LIke Andrew, I also have been thinking about this, and I come out on the side of Nate. Individually, the critique stands but taken together, they don't call for any coherent vision of how his critics would run an operation such as his. The level of rigor that Krugman and others demand requires years, perhaps decades, of research to write one piece; meanwhile, the other critique is the content is not timely. Think about the full-time journalists he has hired - there isn't a way to pay them enough to do the kind of pieces that are being imagined. As we all know, data collection, cleaning and analysis take a huge amount of time. It may be months of work to get one article out. Further, I'd like to judge them relative to competitors rather than in some kind of abstract universe. Compared to the Freakonomics blog, for example, 538 has a much better orientation. Compare to Huffington Post - when did HP have any real data journalism? Compare to Buzzfeed, don't even want to talk about it.
ReplyDeleteKaiser:
DeleteOne might say that in this case the role of the new 538 is not to raise the quality of data journalism by adding revolutionary new analyses, rather it would raise the quality of data journalism by increasing the supply, in two ways:
(1) By paying people such as Emily Oster, Dan Hopkins, and Carl Bialik to do data journalism, you're get them to spend more of their time and effort on data journalism and less on research or teaching (in the case of Oster and Hopkins) or softer journalism (in the case of Bialik).

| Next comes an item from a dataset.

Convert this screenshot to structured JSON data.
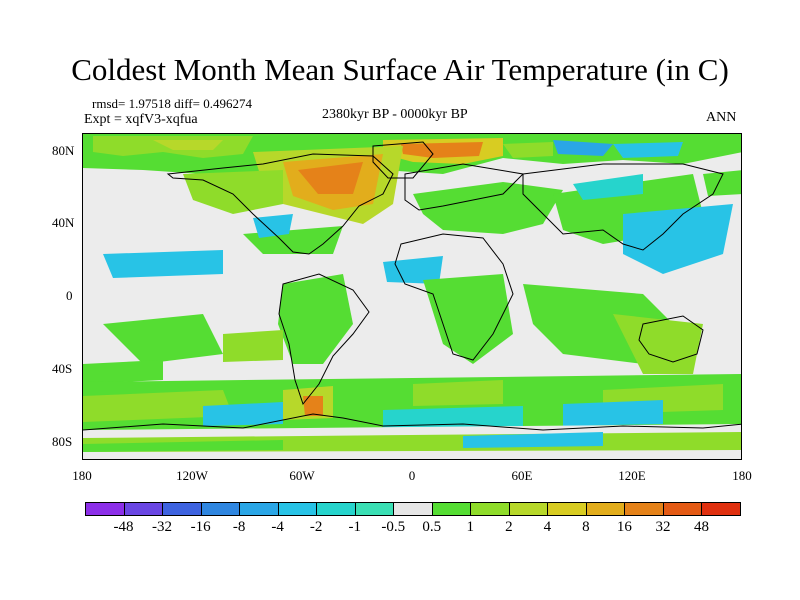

(2) By paying people to work at 538, you're freeing up new slots for data journalism, for example now the WSJ will want to hire someone to replace Bialik, and we at the Monkey Cage will want to get someone to write the sorts of posts that Hopkins was writing for us. It's sort of like if Harvard went and hired a bunch of professors from Yale. Then Yale would have to replace the hires, etc etc. It's a trickle-up effect.
As an economist, Krugman (and Tyler Cowen, another highly-visible critic of the new 538) should be well aware of these processes. That said, it seems like their criticism is more of specific pieces (in particular, some of 538's econ articles) and in this case their argument, I think, is that Nate is burning up some of 538's hard-won reputation. This could also be true. The new 538 could be a plus for data journalism in the aggregate even if some of its pieces are weak. As you say, at least they're better than Buzzfeed!